Hoje, numa civilização já pós-industrial, em que a eletrônica e seus avanços superam a observação da natureza e a ciência cria novas condições de produção, perde-se muito do encanto e da poesia do contato do homem com a natureza.
Mas isso não significa que podemos prescindir desses valores e nos entregar à supremacia da técnica em nossa vida. Se assim deixarmos acontecer, vamos perder nossa condição humana e sermos dominados pela máquina.
É a ditadura da técnica tão bem mostrada por Charles Chaplin no filme “Tempos modernos”, na loucura a que somos conduzidos. Se a mecânica já nos tornava autômatos, que dizer dos avanços da eletrônica. Os telefones celulares que nos chamam a todo instante independente do lugar e da hora. O computador que nos põe à corrente do que sucede em outras partes do mundo, quase no mesmo momento, obrigando-nos a trabalhar dia e noite.
Pressionados chegamos a nos esquecer de nós mesmos. Não temos tempo para nada e os prazeres da vida não são vividos como pessoas, mas apenas como descargas emocionais de instantes. As emoções têm de ser produzidas por drogas e alucígenos. O amor se reduz a sexo. Não dispomos de tempo para nos encantar com a beleza, como o turista que diante de Davi, de Miguel Ângelo, em Florença, se limita a assinar com uma cruz na caderneta de viagem que já o viu. Não sentiu a emoção que o belo produz na alma de quem o aprecia.
O início do ciclo das estações do ano deve fazer-nos repensar um pouco nossa vida. “Há um momento para tudo e um tempo para todo o propósito debaixo do céu” (cf. Ecle. 3.1). É sabedoria bem saber utilizar o tempo e viver, como ensina este Livro da Bíblia, para não vermos tudo transformado em vaidade.
Temos obrigação de estimular o progresso.

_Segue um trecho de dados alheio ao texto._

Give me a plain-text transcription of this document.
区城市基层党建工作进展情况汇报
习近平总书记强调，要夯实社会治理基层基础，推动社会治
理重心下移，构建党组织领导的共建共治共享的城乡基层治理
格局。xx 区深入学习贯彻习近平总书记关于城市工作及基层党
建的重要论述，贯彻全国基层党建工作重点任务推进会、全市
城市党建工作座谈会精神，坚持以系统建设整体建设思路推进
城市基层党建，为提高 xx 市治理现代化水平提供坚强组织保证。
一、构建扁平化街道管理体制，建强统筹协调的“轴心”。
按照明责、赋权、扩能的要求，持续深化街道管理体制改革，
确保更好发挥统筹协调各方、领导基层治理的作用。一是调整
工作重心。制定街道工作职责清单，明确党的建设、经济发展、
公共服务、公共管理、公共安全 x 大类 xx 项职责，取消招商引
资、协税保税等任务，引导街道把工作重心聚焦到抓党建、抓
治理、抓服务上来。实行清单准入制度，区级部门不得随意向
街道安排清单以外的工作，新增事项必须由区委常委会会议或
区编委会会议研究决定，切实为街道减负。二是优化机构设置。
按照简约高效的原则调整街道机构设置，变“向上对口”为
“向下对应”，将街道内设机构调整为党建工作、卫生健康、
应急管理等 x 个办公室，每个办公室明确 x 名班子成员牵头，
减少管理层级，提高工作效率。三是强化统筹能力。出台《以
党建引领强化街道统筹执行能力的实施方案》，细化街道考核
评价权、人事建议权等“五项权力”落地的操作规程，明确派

Quando fomos criados recebemos de Deus o Universo para desenvolvê-lo para que, subordinado ao Homem e à Mulher, nos servisse.
Toda a riqueza da ciência e da técnica moderna tem de estar a serviço do Homem. Se nos subordinamos ao seu domínio é “vaidade” e que se desfaz, em última análise, com a morte, como ensina o mencionado Livro.
O Evangelho nos diz que acima das riquezas e preocupações está a nossa vida. “Olhai os lírios do campo e as aves do céu”. Não lhes falta a roupa nem o alimento. Não que devamos nos alienar de tudo e aguardar. São Paulo fala aos Tessalonicenses que aquele que não trabalha, também não coma. O que nos ensina a parábola é a busca da liberdade e que a vida está acima de tudo.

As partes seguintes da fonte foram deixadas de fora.